The education of the young prince was a prime concern of his father, Charles V, Holy Roman Emperor. While exposed to the classical authors, and competent enough to converse in Latin, the prince was an undistinguished scholar. He cared far more for tourneys and dances and the customs of chivalry. (Such an absorption in knights and ladies also marked the reading habits of young Teresa of Avila, the Carmelite mystic who would later count the monarch an ally in the cause of religious reform.)

Although not scholarly in his habits, Philip nonetheless appreciated intellectual life. Ordering his tutor Calvet de Estrella to build up a library, the prince surrounded himself with works by Sophocles, Virgil, Aquinas, Boccacio, Savanarola, Petrarch, Copernicus, and the collected works of Erasmus. Thus we see him, at the outset of his career, a thoroughly renaissance prince with liberal reading habits, brought up to reflect, by his breadth of education, the multifarious empire over which he would soon rule. Although he never became the humanist he was trained to be, there is simply no evidence to support a view that Philip's vision was crabbed or narrow or that he was force—fed a diet of religious obscurantism.

Charles V was absent for most of his childhood. Isabella of Portugal, his mother, died in 1539 when Philip was 12. While such deprivation of parental affection no doubt left its mark, the king never struck contemporaries as sullen or morose. On the contrary, his letters to his daughters were doting and playful, while his youth was marked by a decided enthusiasm for parties and ladies. Beware the night life of Barcelona, the emperor wrote him, when Philip was in his regency. Although Philip's marriages were arranged, his third wife, Elizabeth of Valois, became a loved helpmate, whom the king mourned upon her death. Philip was four times a widower, and the father of a handicapped and mentally ill son, Don Carlos, who died at 23; the weight of such events would cast a pall on the most exuberant of personalities.

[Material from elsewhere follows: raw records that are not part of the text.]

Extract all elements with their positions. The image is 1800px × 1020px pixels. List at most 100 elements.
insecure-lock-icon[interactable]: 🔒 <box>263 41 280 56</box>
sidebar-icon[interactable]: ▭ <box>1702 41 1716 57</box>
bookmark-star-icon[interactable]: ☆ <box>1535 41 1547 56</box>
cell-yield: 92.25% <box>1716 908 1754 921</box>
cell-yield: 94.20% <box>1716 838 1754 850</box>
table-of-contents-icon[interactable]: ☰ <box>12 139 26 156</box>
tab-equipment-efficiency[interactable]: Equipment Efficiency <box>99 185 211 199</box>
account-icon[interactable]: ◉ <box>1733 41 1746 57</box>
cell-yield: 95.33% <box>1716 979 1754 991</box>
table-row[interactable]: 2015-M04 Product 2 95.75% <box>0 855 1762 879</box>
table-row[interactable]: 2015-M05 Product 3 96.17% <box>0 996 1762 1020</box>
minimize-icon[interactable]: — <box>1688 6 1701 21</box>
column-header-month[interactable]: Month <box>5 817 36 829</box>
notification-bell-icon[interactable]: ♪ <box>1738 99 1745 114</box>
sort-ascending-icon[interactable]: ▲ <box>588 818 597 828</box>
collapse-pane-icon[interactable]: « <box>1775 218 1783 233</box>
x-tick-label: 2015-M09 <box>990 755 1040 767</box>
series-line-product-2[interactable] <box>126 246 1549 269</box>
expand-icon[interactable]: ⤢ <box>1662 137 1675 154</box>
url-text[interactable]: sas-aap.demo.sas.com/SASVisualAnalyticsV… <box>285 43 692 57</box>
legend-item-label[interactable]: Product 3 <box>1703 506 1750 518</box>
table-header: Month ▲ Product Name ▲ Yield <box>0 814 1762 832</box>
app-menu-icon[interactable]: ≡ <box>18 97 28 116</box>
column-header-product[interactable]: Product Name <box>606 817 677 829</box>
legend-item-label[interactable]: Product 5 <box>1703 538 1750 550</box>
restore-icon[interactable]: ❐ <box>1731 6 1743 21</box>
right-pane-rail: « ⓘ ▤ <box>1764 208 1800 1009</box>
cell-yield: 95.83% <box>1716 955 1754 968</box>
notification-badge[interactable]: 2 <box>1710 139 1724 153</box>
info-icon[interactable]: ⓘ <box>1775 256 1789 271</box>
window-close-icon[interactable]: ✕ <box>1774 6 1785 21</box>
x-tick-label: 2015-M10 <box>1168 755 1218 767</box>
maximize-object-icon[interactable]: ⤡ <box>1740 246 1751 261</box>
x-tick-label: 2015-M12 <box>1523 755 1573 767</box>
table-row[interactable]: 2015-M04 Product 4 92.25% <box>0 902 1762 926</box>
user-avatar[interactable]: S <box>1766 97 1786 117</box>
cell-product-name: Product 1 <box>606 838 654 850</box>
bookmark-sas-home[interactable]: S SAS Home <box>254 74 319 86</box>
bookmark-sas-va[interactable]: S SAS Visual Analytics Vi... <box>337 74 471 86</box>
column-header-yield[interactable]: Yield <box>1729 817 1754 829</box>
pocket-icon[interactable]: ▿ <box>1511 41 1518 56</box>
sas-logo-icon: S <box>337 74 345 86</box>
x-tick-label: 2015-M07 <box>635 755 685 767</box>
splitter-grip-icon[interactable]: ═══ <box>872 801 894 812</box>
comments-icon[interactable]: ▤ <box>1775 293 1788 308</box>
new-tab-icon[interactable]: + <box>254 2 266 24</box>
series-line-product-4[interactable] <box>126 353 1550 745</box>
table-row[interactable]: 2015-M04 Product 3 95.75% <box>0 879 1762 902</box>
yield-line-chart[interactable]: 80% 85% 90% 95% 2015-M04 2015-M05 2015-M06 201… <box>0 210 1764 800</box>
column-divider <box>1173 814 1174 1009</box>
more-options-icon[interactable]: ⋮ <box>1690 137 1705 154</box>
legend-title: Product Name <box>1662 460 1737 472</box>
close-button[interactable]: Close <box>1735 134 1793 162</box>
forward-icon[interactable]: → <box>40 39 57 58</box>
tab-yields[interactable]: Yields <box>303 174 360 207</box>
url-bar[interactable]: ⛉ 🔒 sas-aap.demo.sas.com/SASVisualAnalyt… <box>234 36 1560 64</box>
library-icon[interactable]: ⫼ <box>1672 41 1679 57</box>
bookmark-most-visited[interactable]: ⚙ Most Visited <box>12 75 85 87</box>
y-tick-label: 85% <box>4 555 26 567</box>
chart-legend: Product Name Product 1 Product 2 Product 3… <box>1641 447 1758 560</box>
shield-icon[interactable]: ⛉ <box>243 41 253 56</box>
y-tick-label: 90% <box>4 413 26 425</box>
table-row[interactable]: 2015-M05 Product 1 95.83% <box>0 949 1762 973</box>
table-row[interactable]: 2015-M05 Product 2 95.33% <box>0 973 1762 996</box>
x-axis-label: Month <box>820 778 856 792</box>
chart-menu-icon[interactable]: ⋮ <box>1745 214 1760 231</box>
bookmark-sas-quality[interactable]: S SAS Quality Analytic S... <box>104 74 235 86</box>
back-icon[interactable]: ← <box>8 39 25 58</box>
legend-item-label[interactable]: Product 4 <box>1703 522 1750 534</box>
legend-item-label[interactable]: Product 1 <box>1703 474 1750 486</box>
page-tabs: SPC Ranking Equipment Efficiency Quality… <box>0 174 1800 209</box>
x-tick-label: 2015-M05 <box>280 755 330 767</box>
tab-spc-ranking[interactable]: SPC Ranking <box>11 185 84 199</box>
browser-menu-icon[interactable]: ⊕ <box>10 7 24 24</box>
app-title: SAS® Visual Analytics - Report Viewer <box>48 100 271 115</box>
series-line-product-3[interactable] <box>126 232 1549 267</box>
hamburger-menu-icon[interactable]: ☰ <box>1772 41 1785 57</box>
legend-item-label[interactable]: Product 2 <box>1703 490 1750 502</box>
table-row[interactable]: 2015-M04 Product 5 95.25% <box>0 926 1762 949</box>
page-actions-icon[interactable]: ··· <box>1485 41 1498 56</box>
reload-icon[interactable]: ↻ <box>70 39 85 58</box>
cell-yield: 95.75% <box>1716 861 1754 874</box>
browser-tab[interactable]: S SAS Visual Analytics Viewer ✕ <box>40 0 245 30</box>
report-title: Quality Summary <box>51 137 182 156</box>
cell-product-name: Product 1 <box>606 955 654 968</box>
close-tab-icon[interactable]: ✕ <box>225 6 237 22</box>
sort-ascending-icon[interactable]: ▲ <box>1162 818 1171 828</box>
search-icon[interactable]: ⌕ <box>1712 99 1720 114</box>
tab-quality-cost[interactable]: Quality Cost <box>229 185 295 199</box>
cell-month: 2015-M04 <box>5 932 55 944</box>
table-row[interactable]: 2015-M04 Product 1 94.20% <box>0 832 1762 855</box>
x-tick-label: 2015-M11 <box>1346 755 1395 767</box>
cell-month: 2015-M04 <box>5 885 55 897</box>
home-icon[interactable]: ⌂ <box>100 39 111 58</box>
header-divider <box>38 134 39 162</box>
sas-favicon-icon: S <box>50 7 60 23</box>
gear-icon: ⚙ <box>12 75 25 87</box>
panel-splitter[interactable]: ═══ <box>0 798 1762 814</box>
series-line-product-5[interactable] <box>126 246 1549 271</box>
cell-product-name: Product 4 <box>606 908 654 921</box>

“I don't know if they think I'm made of iron or stone. The truth is, they need to see that I am mortal, like everyone else,” said Philip in the middle of his reign.

Philip remained all his days a stout defender of the Inquisition, although Kamen argues that the motivation here was ultimately political and not borne out of religious fanaticism. For the king, the disparity of cult brought on by Protestantism could only lead to rebellion, and the virtue of the Inquisition was to snuff the wick of civil discontent. This is not to say that the king lacked enthusiasm for the Catholic faith. He surrounded himself with chaplains and confessors and confessed his sins regularly.

All in all, he was a strong promoter of the Council of Trent; however he brooked the conciliar decrees that seemed to intrude on his royal prerogatives, and made himself for a time an opponent of (later saint) Charles Borromeo, whose campaign for the reform of the laity the king found too zealous. Although the Jesuits were a nascent and potent force in the Spain of Philip II, the monarch had no especial affinity with the order.

Some now think that the Black Legend has been interred. Kamen, while admitting that much of it was fueled by Protestant bias against Catholicism, still thinks that a rounded and fair portrait of Philip II was needed. Philip's defenders in our own century, writes Kamen, gave us “bad history,” while his detractors gave us appreciably better history but not without an animus against his person. The present book adjusts the portrait in a way not unbecoming to the king.

James Sullivan writes from Southport, Connecticut.